The new technique for the third book was to use gesso; I’ve had a tub in the cupboard for years, but never knew quite what to do with it. We cut some firm cotton fabric out, soaked it in dilute PVA glue, then glued on bits of scrunched up tissue paper, muslin, gauze and lace. We let it dry then painted it with gesso; mine took two coats as I’d used heavy cotton lace. Once that was dry, we painted it, added gold foil and gilding wax. The result was spectacular, definitely my favourite technique of the course.

This was to be the cover of our third book and was to be cut in an interesting shape, so I used a Moorish arch shape and dug out the photos of our trip to Morocco, choosing several as inspiration for the inner pages of my book.

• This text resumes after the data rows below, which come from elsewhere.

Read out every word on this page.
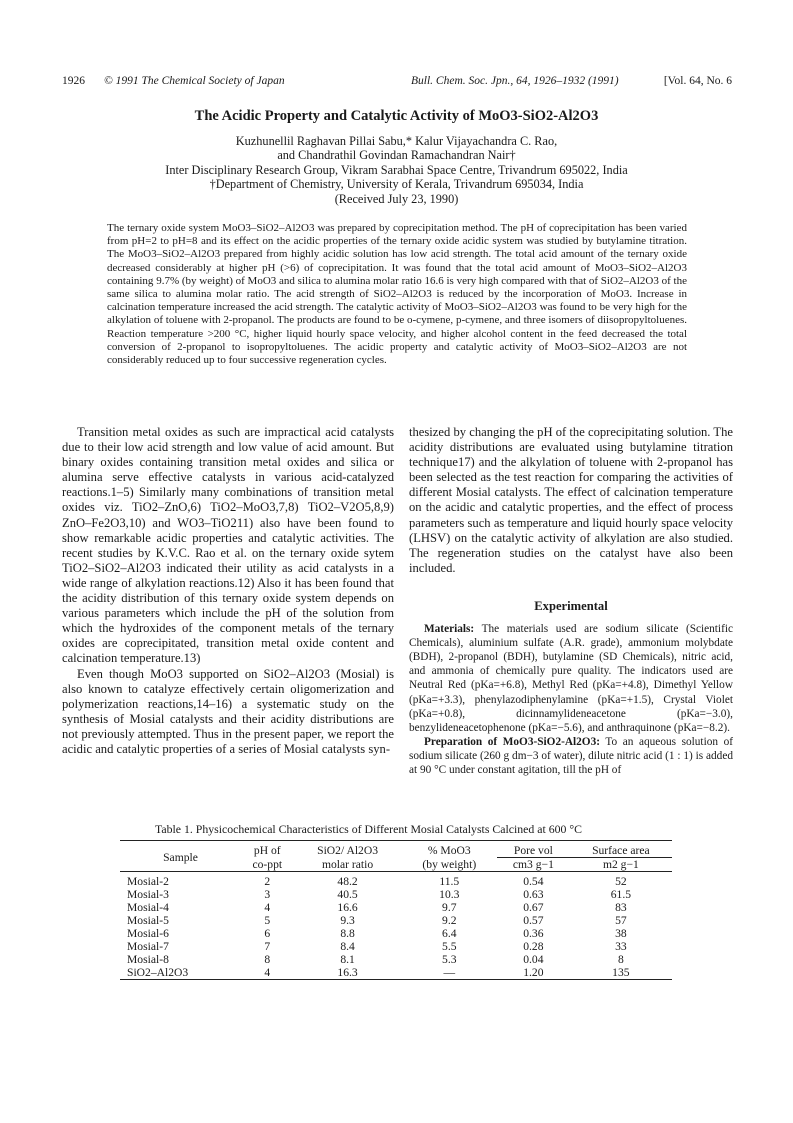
1926 © 1991 The Chemical Society of Japan	Bull. Chem. Soc. Jpn., 64, 1926–1932 (1991)	[Vol. 64, No. 6
The Acidic Property and Catalytic Activity of MoO3-SiO2-Al2O3
Kuzhunellil Raghavan Pillai Sabu,* Kalur Vijayachandra C. Rao,
and Chandrathil Govindan Ramachandran Nair†
Inter Disciplinary Research Group, Vikram Sarabhai Space Centre, Trivandrum 695022, India
†Department of Chemistry, University of Kerala, Trivandrum 695034, India
(Received July 23, 1990)
The ternary oxide system MoO3–SiO2–Al2O3 was prepared by coprecipitation method. The pH of coprecipitation has been varied from pH=2 to pH=8 and its effect on the acidic properties of the ternary oxide acidic system was studied by butylamine titration. The MoO3–SiO2–Al2O3 prepared from highly acidic solution has low acid strength. The total acid amount of the ternary oxide decreased considerably at higher pH (>6) of coprecipitation. It was found that the total acid amount of MoO3–SiO2–Al2O3 containing 9.7% (by weight) of MoO3 and silica to alumina molar ratio 16.6 is very high compared with that of SiO2–Al2O3 of the same silica to alumina molar ratio. The acid strength of SiO2–Al2O3 is reduced by the incorporation of MoO3. Increase in calcination temperature increased the acid strength. The catalytic activity of MoO3–SiO2–Al2O3 was found to be very high for the alkylation of toluene with 2-propanol. The products are found to be o-cymene, p-cymene, and three isomers of diisopropyltoluenes. Reaction temperature >200 °C, higher liquid hourly space velocity, and higher alcohol content in the feed decreased the total conversion of 2-propanol to isopropyltoluenes. The acidic property and catalytic activity of MoO3–SiO2–Al2O3 are not considerably reduced up to four successive regeneration cycles.

Transition metal oxides as such are impractical acid catalysts due to their low acid strength and low value of acid amount. But binary oxides containing transition metal oxides and silica or alumina serve effective catalysts in various acid-catalyzed reactions.1–5) Similarly many combinations of transition metal oxides viz. TiO2–ZnO,6) TiO2–MoO3,7,8) TiO2–V2O5,8,9) ZnO–Fe2O3,10) and WO3–TiO211) also have been found to show remarkable acidic properties and catalytic activities. The recent studies by K.V.C. Rao et al. on the ternary oxide sytem TiO2–SiO2–Al2O3 indicated their utility as acid catalysts in a wide range of alkylation reactions.12) Also it has been found that the acidity distribution of this ternary oxide system depends on various parameters which include the pH of the solution from which the hydroxides of the component metals of the ternary oxides are coprecipitated, transition metal oxide content and calcination temperature.13)

Even though MoO3 supported on SiO2–Al2O3 (Mosial) is also known to catalyze effectively certain oligomerization and polymerization reactions,14–16) a systematic study on the synthesis of Mosial catalysts and their acidity distributions are not previously attempted. Thus in the present paper, we report the acidic and catalytic properties of a series of Mosial catalysts syn-

thesized by changing the pH of the coprecipitating solution. The acidity distributions are evaluated using butylamine titration technique17) and the alkylation of toluene with 2-propanol has been selected as the test reaction for comparing the activities of different Mosial catalysts. The effect of calcination temperature on the acidic and catalytic properties, and the effect of process parameters such as temperature and liquid hourly space velocity (LHSV) on the catalytic activity of alkylation are also studied. The regeneration studies on the catalyst have also been included.

Experimental

Materials: The materials used are sodium silicate (Scientific Chemicals), aluminium sulfate (A.R. grade), ammonium molybdate (BDH), 2-propanol (BDH), butylamine (SD Chemicals), nitric acid, and ammonia of chemically pure quality. The indicators used are Neutral Red (pKa=+6.8), Methyl Red (pKa=+4.8), Dimethyl Yellow (pKa=+3.3), phenylazodiphenylamine (pKa=+1.5), Crystal Violet (pKa=+0.8), dicinnamylideneacetone (pKa=−3.0), benzylideneacetophenone (pKa=−5.6), and anthraquinone (pKa=−8.2).

Preparation of MoO3-SiO2-Al2O3: To an aqueous solution of sodium silicate (260 g dm−3 of water), dilute nitric acid (1 : 1) is added at 90 °C under constant agitation, till the pH of

Table 1. Physicochemical Characteristics of Different Mosial Catalysts Calcined at 600 °C
Sample	pH of	SiO2/ Al2O3	% MoO3	Pore vol	Surface area
	co-ppt	molar ratio	(by weight)	cm3 g−1	m2 g−1
Mosial-2	2	48.2	11.5	0.54	52
Mosial-3	3	40.5	10.3	0.63	61.5
Mosial-4	4	16.6	9.7	0.67	83
Mosial-5	5	9.3	9.2	0.57	57
Mosial-6	6	8.8	6.4	0.36	38
Mosial-7	7	8.4	5.5	0.28	33
Mosial-8	8	8.1	5.3	0.04	8
SiO2–Al2O3	4	16.3	—	1.20	135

I was totally engrossed in what I was doing by now and keen to explore as many new techniques as possible; Nick made me a weaving frame so I was able to weave one page to give the effect of a terraced hillside, as well as a tiny rug for the page based on the souks of Marrakech. I embroidered by hand and machine, used water soluble fabric and bits of a page of a Moroccan newspaper we were given while on holiday; I stencilled onto teabags, embroidered on organza to give a transparent look to a cut out window, appliquéd, foiled and of course, used my newly discovered gesso technique.

The souks of Marrakech

Tiles and orange trees in the El Badi Fort and blue pots representing the Majorelle Gardens, Marrakech

I made a back and a spine for the book, to match the front cover and my son in law’s father very kindly printed my “inspirational” photos onto canvas for me to include in the book. It took a while to work out how to put the whole project together as I wasn’t impressed with the method used by the teacher (her book had neither back nor spine), but at last, after 3 months, it’s finished. I’m very pleased with the end result; it’s a very personal and evocative souvenir of our holiday. 

Nick keeps promising to add another page, or gallery, or something, to this blog, one on which I can put photos of the textile work I’m doing, so one of these days it might appear.